March 22 marked the end of the “Radar Eyes” exhibition hosted by Seripop and Reuben Kincaid, two Canadian printing hotshots, in the Lumpen art collective’s Co-Prosperity Sphere. This Canadian print duo sought to harbor a good portion of experimental printmakers’ works, which “depict distortions of perception” and “altered states of awareness.” On the whole, the concept seems pretty promising. After all, who wouldn’t want to experience drugs without having to actually pay for them? In relation to a select few of the prints, the artists’ work depicts what could be some of the best acid trips of all time. Cascades of bright colors highlighting arrangements of fantastical people and places emerge from the silk screens once used to promote shows by artists like Ben Kweller or MGMT, whereas others simply wash the brain over with color, generating a source of aesthetic elation. At other times, things just get bizarre.

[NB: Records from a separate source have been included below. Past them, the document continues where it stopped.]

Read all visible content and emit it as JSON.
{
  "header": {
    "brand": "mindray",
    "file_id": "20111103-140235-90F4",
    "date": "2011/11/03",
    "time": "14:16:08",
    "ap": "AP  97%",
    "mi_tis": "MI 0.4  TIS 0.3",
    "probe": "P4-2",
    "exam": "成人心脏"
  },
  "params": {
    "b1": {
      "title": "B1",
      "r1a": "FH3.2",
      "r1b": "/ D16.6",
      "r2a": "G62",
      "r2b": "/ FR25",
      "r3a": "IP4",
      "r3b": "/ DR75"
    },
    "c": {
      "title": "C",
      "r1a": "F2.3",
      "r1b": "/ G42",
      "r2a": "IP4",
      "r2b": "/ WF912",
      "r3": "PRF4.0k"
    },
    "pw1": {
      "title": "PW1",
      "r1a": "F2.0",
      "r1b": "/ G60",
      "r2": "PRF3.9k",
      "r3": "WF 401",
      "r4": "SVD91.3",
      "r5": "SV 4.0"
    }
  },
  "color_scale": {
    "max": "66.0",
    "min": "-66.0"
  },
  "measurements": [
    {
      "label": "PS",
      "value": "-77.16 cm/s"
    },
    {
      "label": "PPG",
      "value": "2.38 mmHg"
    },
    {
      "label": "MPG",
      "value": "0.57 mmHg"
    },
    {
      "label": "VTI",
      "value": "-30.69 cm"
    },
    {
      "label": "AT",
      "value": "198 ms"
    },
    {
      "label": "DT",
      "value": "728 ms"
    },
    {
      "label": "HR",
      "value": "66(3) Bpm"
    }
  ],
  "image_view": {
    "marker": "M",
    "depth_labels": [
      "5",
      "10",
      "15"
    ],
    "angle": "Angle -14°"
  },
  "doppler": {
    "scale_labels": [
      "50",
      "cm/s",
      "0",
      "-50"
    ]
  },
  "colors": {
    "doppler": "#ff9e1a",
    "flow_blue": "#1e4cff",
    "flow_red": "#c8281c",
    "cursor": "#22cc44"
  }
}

Of course, the Lumpen curators never resist the chance to challenge their viewers. A sizeable proportion of the works appeared to be the brainchildren of a slew of sexually angsty artists gearing their $50-$80 prints towards the type of people who swear by tie-dye, or who are too high to swear by anything but the drool that runs down their chin. This could quite possibly explain the low turnout for this supposed “party” on a Saturday night. A handful of Lumpen regulars stood around the gallery chatting and sipping their Grolsch beers while others hovered around the magazine rack and threw eyes at people rapidly flipping through the pages of the latest issue and not reading any of the pieces. The main gallery space was very much like a bizarro-episode of “Cheers.” Apparently, everyone there wanted to go someplace where everyone else would know their names, and they were eager to saunter self-importantly across the main floor in an effort to make sure the room was well aware of their presence.

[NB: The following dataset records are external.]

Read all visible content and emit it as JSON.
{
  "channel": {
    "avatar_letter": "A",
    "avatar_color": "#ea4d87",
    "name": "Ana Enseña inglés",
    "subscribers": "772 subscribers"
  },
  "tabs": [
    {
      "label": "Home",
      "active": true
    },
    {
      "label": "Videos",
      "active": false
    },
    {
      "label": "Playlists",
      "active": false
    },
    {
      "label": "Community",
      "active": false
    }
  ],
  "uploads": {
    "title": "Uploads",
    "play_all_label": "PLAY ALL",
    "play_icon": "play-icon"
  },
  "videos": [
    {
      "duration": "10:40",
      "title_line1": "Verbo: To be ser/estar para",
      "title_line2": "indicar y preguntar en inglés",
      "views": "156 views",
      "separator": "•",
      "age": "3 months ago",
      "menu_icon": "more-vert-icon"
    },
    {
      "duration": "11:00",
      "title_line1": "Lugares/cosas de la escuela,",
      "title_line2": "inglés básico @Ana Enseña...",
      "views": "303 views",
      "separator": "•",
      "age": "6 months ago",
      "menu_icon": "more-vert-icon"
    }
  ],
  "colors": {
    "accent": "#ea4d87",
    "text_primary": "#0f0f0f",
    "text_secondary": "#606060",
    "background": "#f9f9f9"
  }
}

The bad Lumpen trip continues upon entering an adjacent room, where the art just gets weirder and weirder while the sturdy Ikea table in the corner looks more and more comfortable. After settling for this only solace within the gallery-wide radius, one sits and tries to sympathize with the sexual frustration that composed two consecutive prints featuring venereal motifs, but the art high starts wearing off and hunger pangs start kicking in. But while picking up a burrito from a small taquerÃa on Halsted may sound like the perfect end to a less-than-perfect, art-induced high, the newfound, food-induced sense of satisfaction nearly disappeared after returning to the gallery an hour later in order to see if the party had picked up since leaving. To no great surprise, everything was the same since it had been left. However, from the outside of the event, one could feel the beady glares of the attendees seemingly saying, “Why don’t you try this? Everybody’s doin’ it.” Take it from experience and remember that when your Saturday night is at stake in the greater Bridgeport area, it is always better to just say “no” to a Lumpen-induced trip.